End-to-end service capability implies that, in addition to hardware, intelligent computing centers must support enterprises throughout the entire process, from the development and iterative upgrading of large model applications to their subsequent deployment, providing comprehensive full-stack services. Currently, there are relatively few vendors that can truly offer such end-to-end services.
Nevertheless, overall data indicates that the prospects for China's intelligent computing service market are increasingly optimistic. According to the latest IDC report titled "China Intelligent Computing Service Market (First Half of 2024) Tracker," the overall market for intelligent computing services in China during the first half of 2024 grew by 79.6% year-on-year, reaching a market size of 14.61 billion yuan. "The intelligent computing service market is growing at a pace far exceeding expectations. Based on the growth trend of intelligent computing services, the market will continue to expand at a high speed over the next five years," said Yang Yang, research manager of IDC's China Enterprise Research Department.
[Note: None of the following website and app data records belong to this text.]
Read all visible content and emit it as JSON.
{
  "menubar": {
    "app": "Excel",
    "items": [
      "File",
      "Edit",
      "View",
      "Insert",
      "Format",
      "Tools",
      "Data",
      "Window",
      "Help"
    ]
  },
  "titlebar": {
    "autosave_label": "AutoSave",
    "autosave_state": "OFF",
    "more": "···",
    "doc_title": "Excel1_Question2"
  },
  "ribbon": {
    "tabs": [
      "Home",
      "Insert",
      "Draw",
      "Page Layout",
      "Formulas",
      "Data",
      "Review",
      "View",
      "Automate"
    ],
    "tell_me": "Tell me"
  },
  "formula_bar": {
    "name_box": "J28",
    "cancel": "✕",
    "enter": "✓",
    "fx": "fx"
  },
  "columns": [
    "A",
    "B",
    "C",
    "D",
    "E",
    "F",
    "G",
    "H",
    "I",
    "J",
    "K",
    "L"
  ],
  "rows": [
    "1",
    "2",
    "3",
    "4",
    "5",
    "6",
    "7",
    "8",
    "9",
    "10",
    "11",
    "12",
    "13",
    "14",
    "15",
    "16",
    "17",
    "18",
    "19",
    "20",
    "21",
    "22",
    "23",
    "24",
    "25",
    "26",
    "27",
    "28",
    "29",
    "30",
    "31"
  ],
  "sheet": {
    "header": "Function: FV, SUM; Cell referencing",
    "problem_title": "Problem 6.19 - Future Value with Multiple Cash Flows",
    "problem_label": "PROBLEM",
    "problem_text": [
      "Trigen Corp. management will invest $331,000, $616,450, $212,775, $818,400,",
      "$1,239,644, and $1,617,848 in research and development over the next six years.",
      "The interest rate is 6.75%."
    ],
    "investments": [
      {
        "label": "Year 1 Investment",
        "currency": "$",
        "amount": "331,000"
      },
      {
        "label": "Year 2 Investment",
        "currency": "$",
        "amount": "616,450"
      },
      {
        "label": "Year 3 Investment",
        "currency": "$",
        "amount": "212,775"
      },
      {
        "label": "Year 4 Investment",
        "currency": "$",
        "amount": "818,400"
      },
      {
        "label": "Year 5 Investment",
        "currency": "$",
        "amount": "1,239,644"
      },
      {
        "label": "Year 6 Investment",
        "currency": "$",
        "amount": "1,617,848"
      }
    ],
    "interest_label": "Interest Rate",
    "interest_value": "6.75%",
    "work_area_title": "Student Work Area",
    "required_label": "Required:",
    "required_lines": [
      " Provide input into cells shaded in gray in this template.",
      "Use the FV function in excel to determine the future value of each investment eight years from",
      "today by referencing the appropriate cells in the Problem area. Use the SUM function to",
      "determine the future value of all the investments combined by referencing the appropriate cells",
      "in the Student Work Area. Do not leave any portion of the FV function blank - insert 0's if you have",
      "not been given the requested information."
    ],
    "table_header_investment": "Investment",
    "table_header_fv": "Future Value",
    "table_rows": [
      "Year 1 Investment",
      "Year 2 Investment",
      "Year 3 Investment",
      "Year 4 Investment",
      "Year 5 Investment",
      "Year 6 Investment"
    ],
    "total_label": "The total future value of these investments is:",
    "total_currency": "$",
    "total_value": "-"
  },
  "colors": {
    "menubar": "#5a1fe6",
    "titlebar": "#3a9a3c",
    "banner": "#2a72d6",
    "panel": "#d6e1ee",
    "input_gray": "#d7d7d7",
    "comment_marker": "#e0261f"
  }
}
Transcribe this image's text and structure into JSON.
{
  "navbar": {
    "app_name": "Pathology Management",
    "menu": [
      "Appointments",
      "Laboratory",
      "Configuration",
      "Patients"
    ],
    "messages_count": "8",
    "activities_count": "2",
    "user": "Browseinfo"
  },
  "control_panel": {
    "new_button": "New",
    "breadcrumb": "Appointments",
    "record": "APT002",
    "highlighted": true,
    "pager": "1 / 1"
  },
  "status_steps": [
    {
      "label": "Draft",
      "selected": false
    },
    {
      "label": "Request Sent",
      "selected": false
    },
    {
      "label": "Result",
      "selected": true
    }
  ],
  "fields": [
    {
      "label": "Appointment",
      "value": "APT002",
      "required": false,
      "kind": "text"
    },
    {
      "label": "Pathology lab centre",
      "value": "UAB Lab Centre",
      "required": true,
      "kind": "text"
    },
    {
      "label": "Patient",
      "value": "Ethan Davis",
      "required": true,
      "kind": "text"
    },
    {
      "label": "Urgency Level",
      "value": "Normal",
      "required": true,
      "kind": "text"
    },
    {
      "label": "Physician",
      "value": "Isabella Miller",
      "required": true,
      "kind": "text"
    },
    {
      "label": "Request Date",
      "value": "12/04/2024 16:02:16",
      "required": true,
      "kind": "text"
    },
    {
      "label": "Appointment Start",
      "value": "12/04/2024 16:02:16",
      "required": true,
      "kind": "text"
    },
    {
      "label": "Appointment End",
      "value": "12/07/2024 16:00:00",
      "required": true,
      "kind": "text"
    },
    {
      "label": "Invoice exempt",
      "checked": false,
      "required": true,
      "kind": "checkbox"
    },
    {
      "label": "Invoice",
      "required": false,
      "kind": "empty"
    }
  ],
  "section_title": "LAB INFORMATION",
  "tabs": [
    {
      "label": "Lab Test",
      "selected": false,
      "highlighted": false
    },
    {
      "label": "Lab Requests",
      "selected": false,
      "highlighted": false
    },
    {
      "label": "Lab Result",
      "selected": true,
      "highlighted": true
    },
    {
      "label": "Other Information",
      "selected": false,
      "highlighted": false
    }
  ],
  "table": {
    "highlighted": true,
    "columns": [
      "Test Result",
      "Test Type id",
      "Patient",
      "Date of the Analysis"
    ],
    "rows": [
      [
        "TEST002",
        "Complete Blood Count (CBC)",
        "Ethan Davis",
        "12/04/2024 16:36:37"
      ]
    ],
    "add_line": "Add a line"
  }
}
Hong Rui also stated that after experiencing the era of intelligent computing 1.0, characterized by frantic hoarding of card resources, and the era of intelligent computing 2.0, marked by extensive expansion of intelligent computing centers and supply-demand imbalances, the ultimate outcome of the era of intelligent computing 3.0 will undoubtedly be specialized and refined computing power services.
Ultimately, as pre-training and inference become distinct tracks, the AI inference application market will gradually evolve, the technology stack will mature, service capabilities will improve, and the market will further consolidate scattered and idle computing power resources to maximize utilization.
However, the current Chinese computing power market still faces significant challenges. Amid a shortage of high-end GPU chips, "the domestic GPU market is currently too fragmented, with each GPU having its independent ecosystem, leading to an overall fragmented ecosystem," Wang Wei noted. This results in exceedingly high adaptation costs for the entire domestic GPU ecosystem.
But as Liu Miao pointed out, the 20-year journey of intelligent computing has only just begun, and we may still be in the first year. On the path to achieving AGI, numerous uncertainties remain, undoubtedly presenting both opportunities and challenges for numerous players.